Is the statement $(\exists x\psi(x)\rightarrow\forall x\theta(x))\vdash \forall x(\psi(x)\rightarrow\theta(x))$ true in intuitionistic/minimal logic?

Question

I know that this sequent is true for classical logic. But is it true in minimal or intuitionistic logic?

What would be a Kripke model that doesn't satisfy the property?

I would appreciate some (as many as possible) Kripke model examples where classically true formulas are false.

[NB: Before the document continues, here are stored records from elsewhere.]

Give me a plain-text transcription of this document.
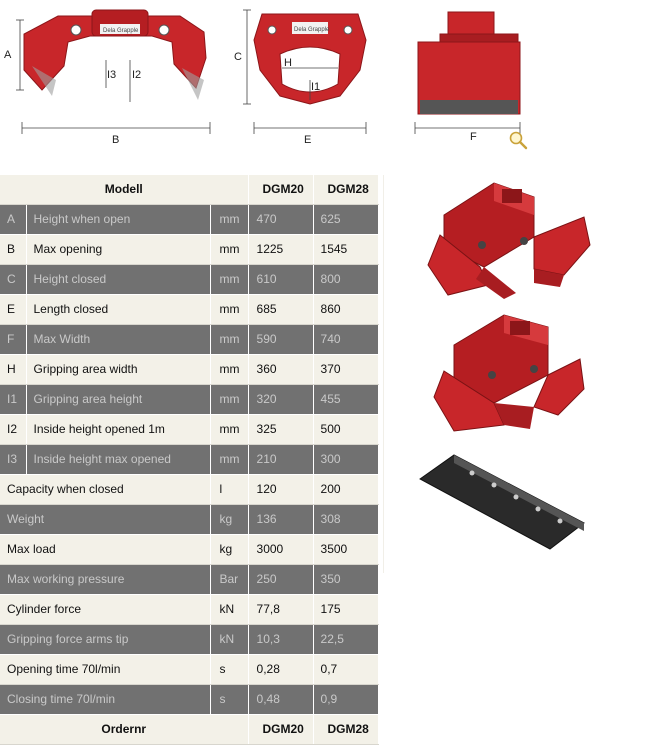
A
Dela Grapple
I3 I2
B
C
Dela Grapple
H
I1
E	F
Modell			DGM20	DGM28
A	Height when open	mm	470	625
B	Max opening	mm	1225	1545
C	Height closed	mm	610	800
E	Length closed	mm	685	860
F	Max Width	mm	590	740
H	Gripping area width	mm	360	370
I1	Gripping area height	mm	320	455
I2	Inside height opened 1m	mm	325	500
I3	Inside height max opened	mm	210	300
Capacity when closed		l	120	200
Weight		kg	136	308
Max load		kg	3000	3500
Max working pressure		Bar	250	350
Cylinder force		kN	77,8	175
Gripping force arms tip		kN	10,3	22,5
Opening time 70l/min		s	0,28	0,7
Closing time 70l/min		s	0,48	0,9
Ordernr			DGM20	DGM28
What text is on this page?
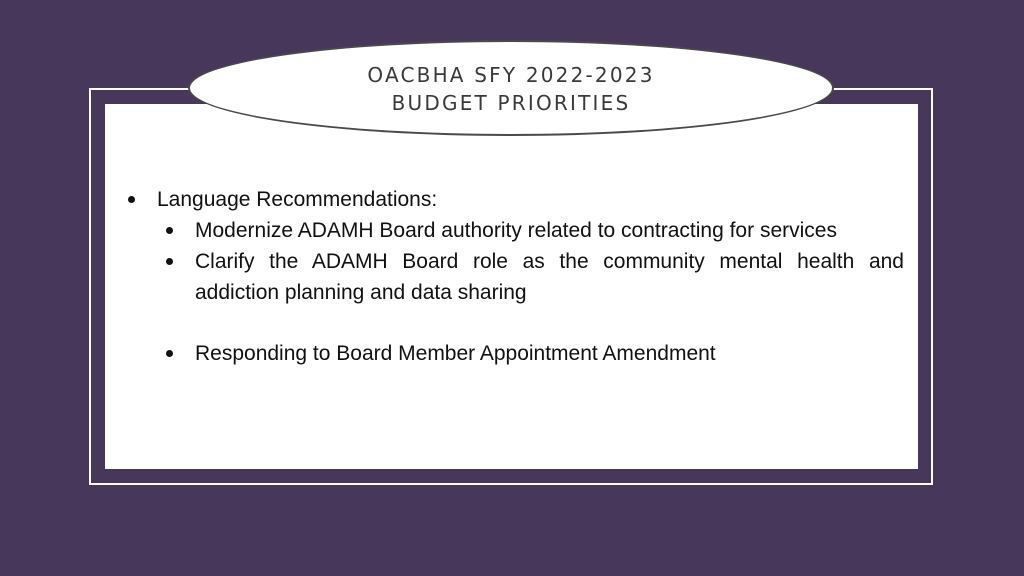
OACBHA SFY 2022-2023
BUDGET PRIORITIES
Language Recommendations:
Modernize ADAMH Board authority related to contracting for services
Clarify the ADAMH Board role as the community mental health and addiction planning and data sharing
Responding to Board Member Appointment Amendment
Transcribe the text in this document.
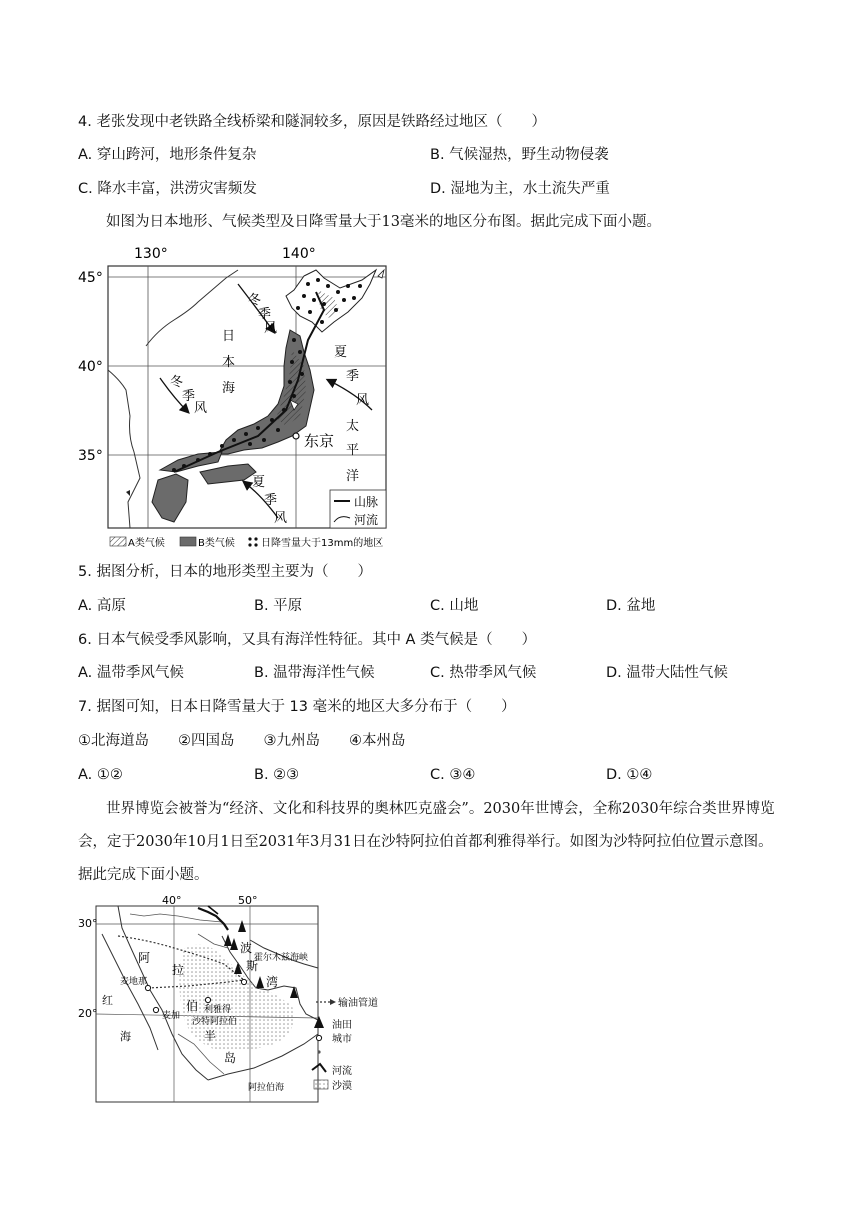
4. 老张发现中老铁路全线桥梁和隧洞较多，原因是铁路经过地区（　　）
A. 穿山跨河，地形条件复杂	B. 气候湿热，野生动物侵袭
C. 降水丰富，洪涝灾害频发	D. 湿地为主，水土流失严重
如图为日本地形、气候类型及日降雪量大于13毫米的地区分布图。据此完成下面小题。
130°	140°
45°
40°
35°
东京
日
本
海
冬
季
风
冬
季
风
夏
季
风
太
平
洋
夏
季
风
山脉
河流
A类气候	B类气候	日降雪量大于13mm的地区
5. 据图分析，日本的地形类型主要为（　　）
A. 高原	B. 平原	C. 山地	D. 盆地
6. 日本气候受季风影响，又具有海洋性特征。其中 A 类气候是（　　）
A. 温带季风气候	B. 温带海洋性气候	C. 热带季风气候	D. 温带大陆性气候
7. 据图可知，日本日降雪量大于 13 毫米的地区大多分布于（　　）
①北海道岛　　②四国岛　　③九州岛　　④本州岛
A. ①②	B. ②③	C. ③④	D. ①④
世界博览会被誉为“经济、文化和科技界的奥林匹克盛会”。2030年世博会，全称2030年综合类世界博览会，定于2030年10月1日至2031年3月31日在沙特阿拉伯首都利雅得举行。如图为沙特阿拉伯位置示意图。据此完成下面小题。
40°	50°
30°
20°
阿
拉
伯
半
岛
波
斯
湾
红
海
霍尔木兹海峡
麦地那
麦加
利雅得
沙特阿拉伯
阿拉伯海
输油管道
油田
城市
河流
沙漠
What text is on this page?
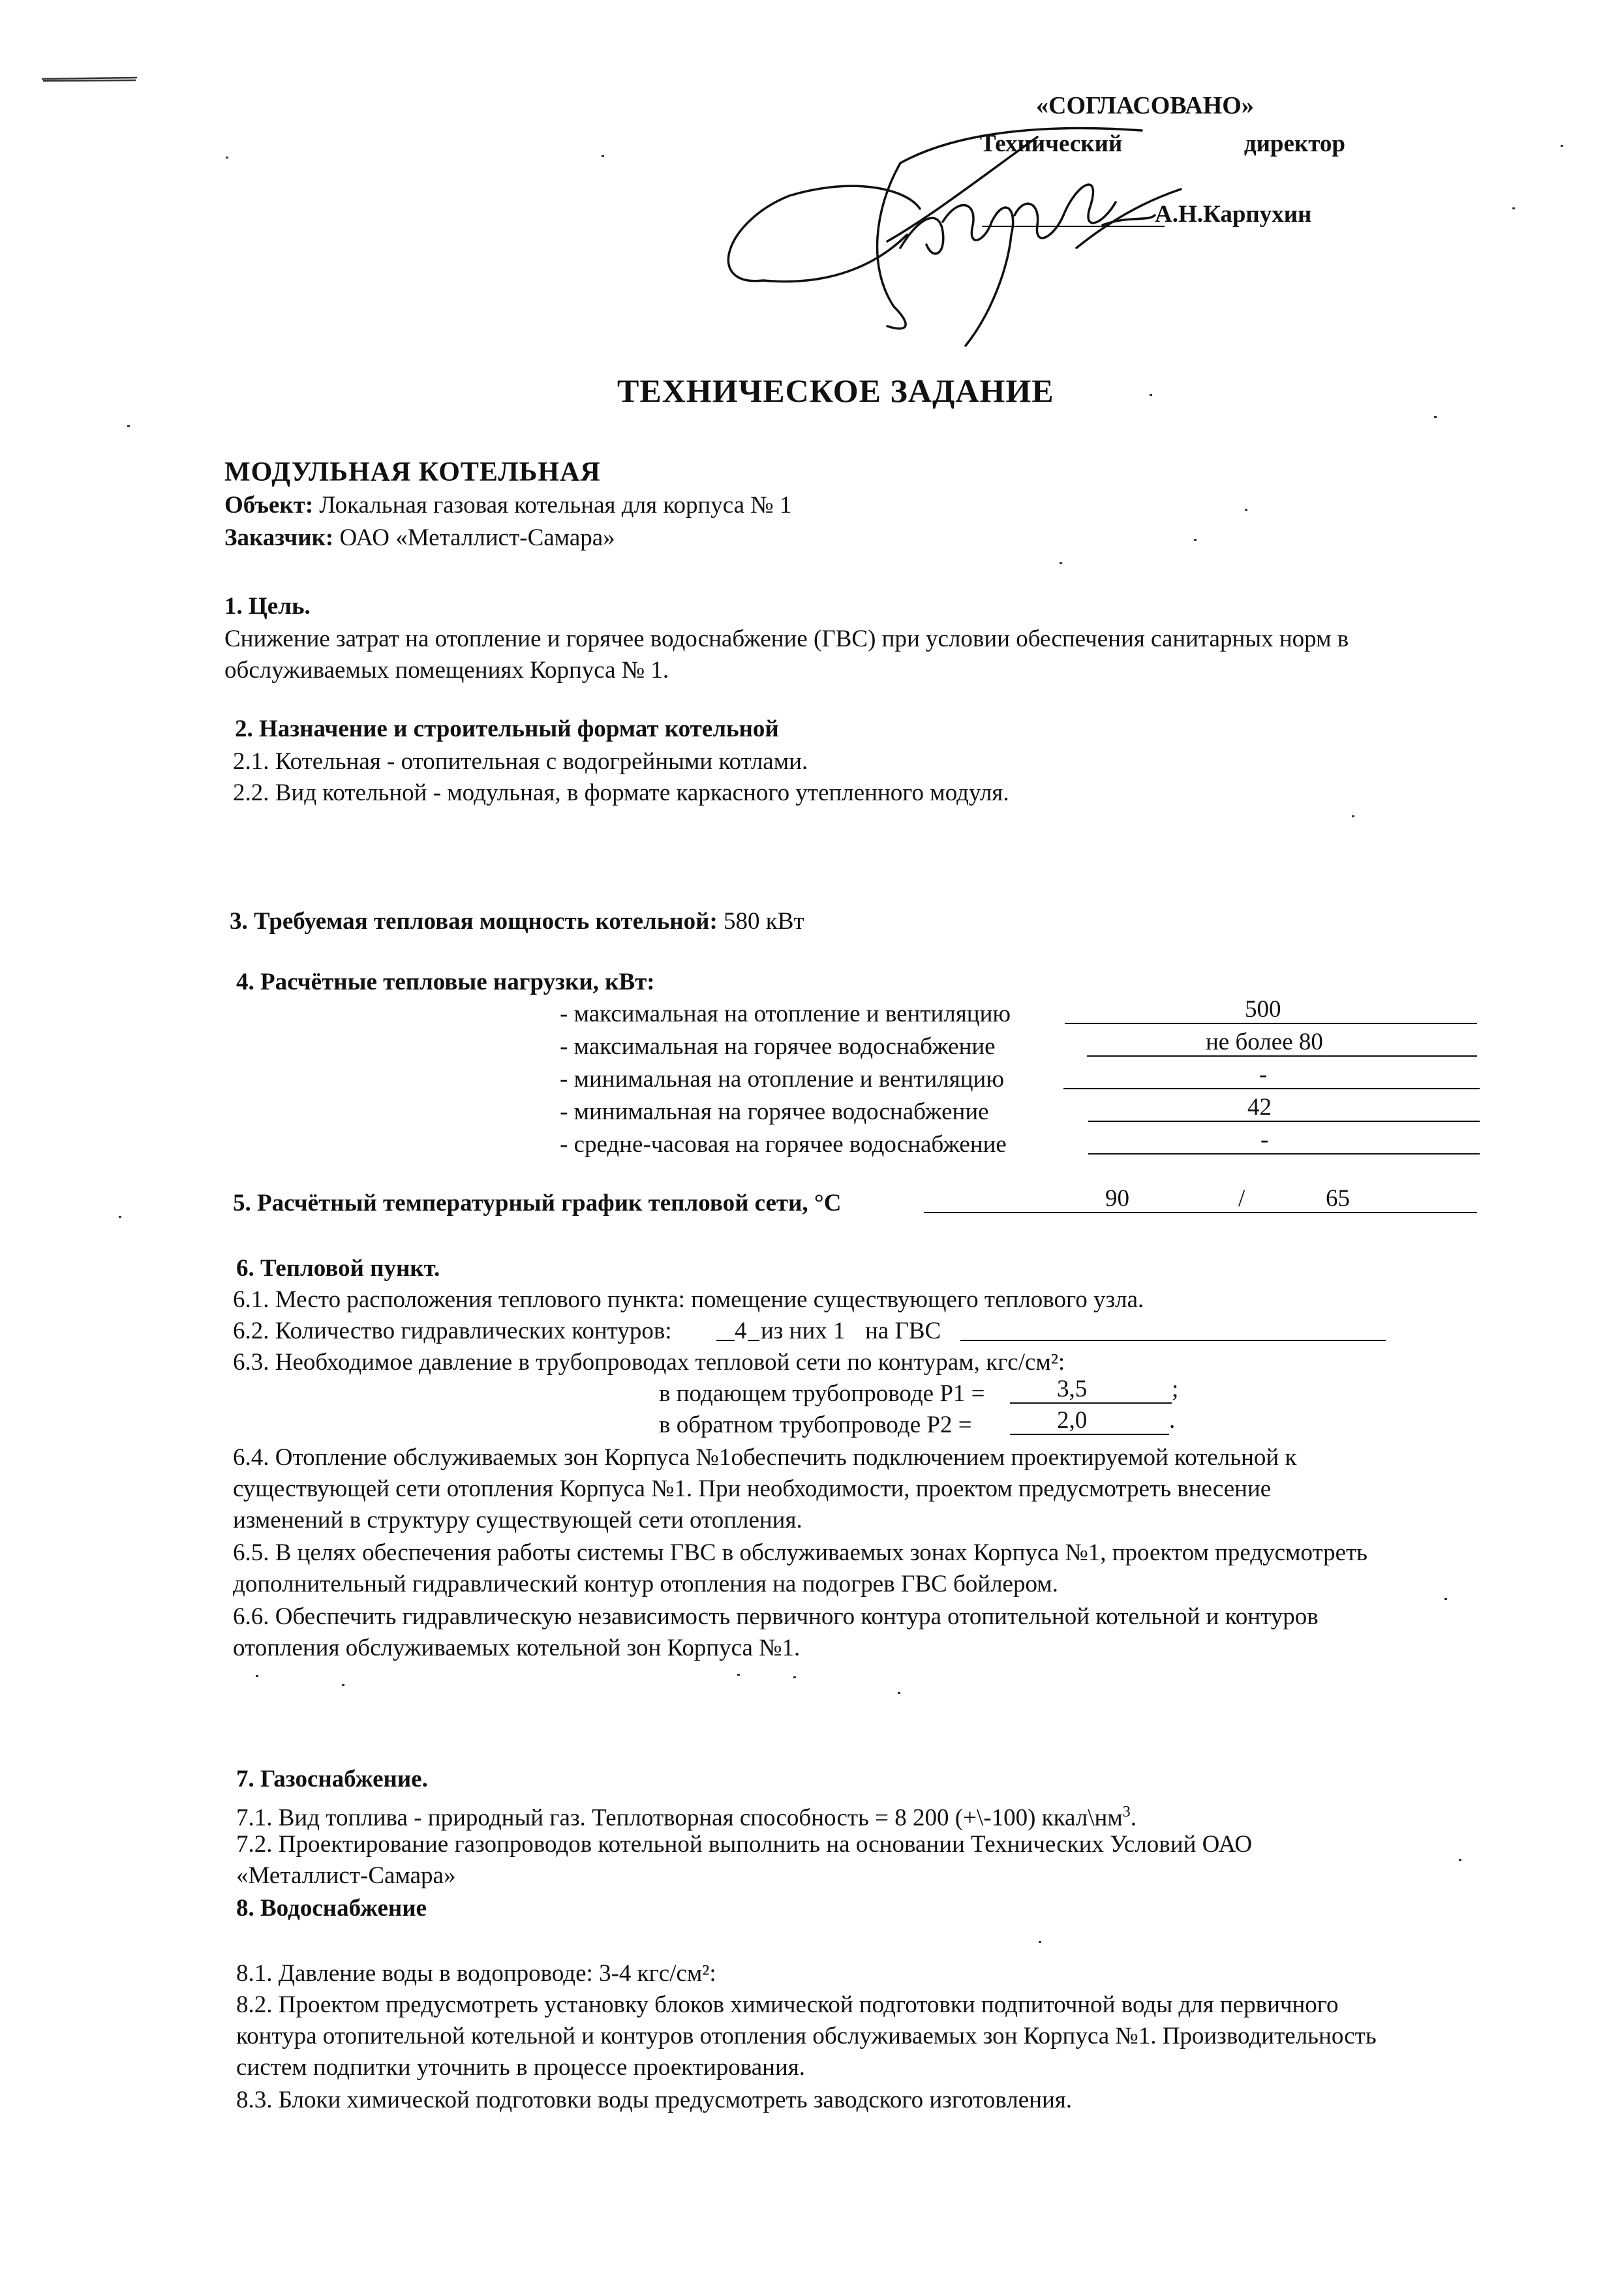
«СОГЛАСОВАНО»
Технический	директор
А.Н.Карпухин
ТЕХНИЧЕСКОЕ ЗАДАНИЕ
МОДУЛЬНАЯ КОТЕЛЬНАЯ
Объект: Локальная газовая котельная для корпуса № 1
Заказчик: ОАО «Металлист-Самара»
1. Цель.
Снижение затрат на отопление и горячее водоснабжение (ГВС) при условии обеспечения санитарных норм в
обслуживаемых помещениях Корпуса № 1.
2. Назначение и строительный формат котельной
2.1. Котельная - отопительная с водогрейными котлами.
2.2. Вид котельной - модульная, в формате каркасного утепленного модуля.
3. Требуемая тепловая мощность котельной: 580 кВт
4. Расчётные тепловые нагрузки, кВт:
- максимальная на отопление и вентиляцию	500
- максимальная на горячее водоснабжение	не более 80
- минимальная на отопление и вентиляцию	-
- минимальная на горячее водоснабжение	42
- средне-часовая на горячее водоснабжение	-
5. Расчётный температурный график тепловой сети, °С	90	/	65
6. Тепловой пункт.
6.1. Место расположения теплового пункта: помещение существующего теплового узла.
6.2. Количество гидравлических контуров:	4 из них 1 на ГВС
6.3. Необходимое давление в трубопроводах тепловой сети по контурам, кгс/см²:
в подающем трубопроводе Р1 =	3,5	;
в обратном трубопроводе Р2 =	2,0	.
6.4. Отопление обслуживаемых зон Корпуса №1обеспечить подключением проектируемой котельной к
существующей сети отопления Корпуса №1. При необходимости, проектом предусмотреть внесение
изменений в структуру существующей сети отопления.
6.5. В целях обеспечения работы системы ГВС в обслуживаемых зонах Корпуса №1, проектом предусмотреть
дополнительный гидравлический контур отопления на подогрев ГВС бойлером.
6.6. Обеспечить гидравлическую независимость первичного контура отопительной котельной и контуров
отопления обслуживаемых котельной зон Корпуса №1.
7. Газоснабжение.
7.1. Вид топлива - природный газ. Теплотворная способность = 8 200 (+\-100) $ккал\backslash нм^3$.
7.2. Проектирование газопроводов котельной выполнить на основании Технических Условий ОАО
«Металлист-Самара»
8. Водоснабжение
8.1. Давление воды в водопроводе: 3-4 кгс/см²:
8.2. Проектом предусмотреть установку блоков химической подготовки подпиточной воды для первичного
контура отопительной котельной и контуров отопления обслуживаемых зон Корпуса №1. Производительность
систем подпитки уточнить в процессе проектирования.
8.3. Блоки химической подготовки воды предусмотреть заводского изготовления.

I already have one where $\forall x\neg\phi\lor\neg\neg\phi$ is not true:

Here we have $\alpha\nvDash \neg P(a)\lor\neg\neg P(a)$

Answer 1

Yes, it is.

We can prove it without LEM or Double Negation.

1) $∃xψ(x) → ∀xθ(x)$ --- premise

2) $ψ(a)$ --- assumed [a]

3) $∃xψ(x)$ --- from 2) by $\exists$-I

4) $∀xθ(x)$ --- from 3) and 1)

5) $θ(a)$ --- from 4)

6) $ψ(a)→θ(a)$ --- from 1) and 5) by $\to$-I, discharging [a]

$∀x(ψ(x)→θ(x))$ --- from 7) by $\forall$-I.